The positive freedom of association safeguards the possibility of individuals, if they so wish, to associate with each other for the purpose of protecting common interests and pursuing common goals, whether of an economic, professional, political, cultural, recreational or other character, and the protection consists in preventing public authorities from intervening to frustrate such common action. It concerns the individual as an active participant in social activities, and it is in a sense a collective right in so far as it can only be exercised jointly by a plurality of individuals. The negative freedom of association, by contrast, aims at protecting the individual against being grouped together with other individuals with whom he does not agree or for purposes which he does not approve. It tends to protect him from being identified with convictions, endeavours or attitudes which he does not share and thus to defend the intimate sphere of the personality. In addition, it may serve the purpose of protecting the individual against misuse of power by an association and against being manipulated by its leaders. However strongly such protection of the individual may sometimes be needed, it is neither in logic nor by necessary implication part of the positive freedom of association.

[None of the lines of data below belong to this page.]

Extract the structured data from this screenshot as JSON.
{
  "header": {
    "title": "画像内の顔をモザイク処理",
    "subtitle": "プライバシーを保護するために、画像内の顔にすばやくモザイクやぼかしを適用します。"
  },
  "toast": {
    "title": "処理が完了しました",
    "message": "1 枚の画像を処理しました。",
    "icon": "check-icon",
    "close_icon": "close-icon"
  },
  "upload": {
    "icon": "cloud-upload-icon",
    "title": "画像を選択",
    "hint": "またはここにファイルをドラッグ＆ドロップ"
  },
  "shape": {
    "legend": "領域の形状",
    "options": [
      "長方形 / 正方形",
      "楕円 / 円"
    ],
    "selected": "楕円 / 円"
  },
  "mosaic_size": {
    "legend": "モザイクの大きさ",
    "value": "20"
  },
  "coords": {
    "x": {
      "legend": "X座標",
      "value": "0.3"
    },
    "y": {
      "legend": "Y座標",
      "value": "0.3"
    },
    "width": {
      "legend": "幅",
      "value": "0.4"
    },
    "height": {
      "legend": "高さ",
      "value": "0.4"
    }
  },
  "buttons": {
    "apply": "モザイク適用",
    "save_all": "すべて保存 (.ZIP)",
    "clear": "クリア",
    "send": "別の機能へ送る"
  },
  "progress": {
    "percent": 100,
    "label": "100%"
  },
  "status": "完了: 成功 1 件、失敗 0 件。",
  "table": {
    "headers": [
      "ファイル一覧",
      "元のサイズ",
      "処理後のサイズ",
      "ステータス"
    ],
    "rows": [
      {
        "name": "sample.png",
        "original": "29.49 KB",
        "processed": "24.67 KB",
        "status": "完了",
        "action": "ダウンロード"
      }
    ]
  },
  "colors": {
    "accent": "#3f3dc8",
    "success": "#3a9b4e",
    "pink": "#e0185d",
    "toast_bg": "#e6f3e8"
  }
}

7. It follows that union security arrangements and the practice of the "closed shop" are neither prohibited, nor authorised by Article 11 (art. 11) of the Convention. Objectionable as the treatment suffered by the applicants may be on grounds of reason and equity, the adequate solution lies, not in any extensive interpretation of that Article (art. 11) but in safeguards against dismissal because of refusal to join a union, that is in safeguarding the right to security of employment in such circumstances. But this right is not among those recognised by the Convention which - as stated in the Preamble - is only a first step for the collective enforcement of human rights. At present, it is therefore a matter for regulation by the national law of each State.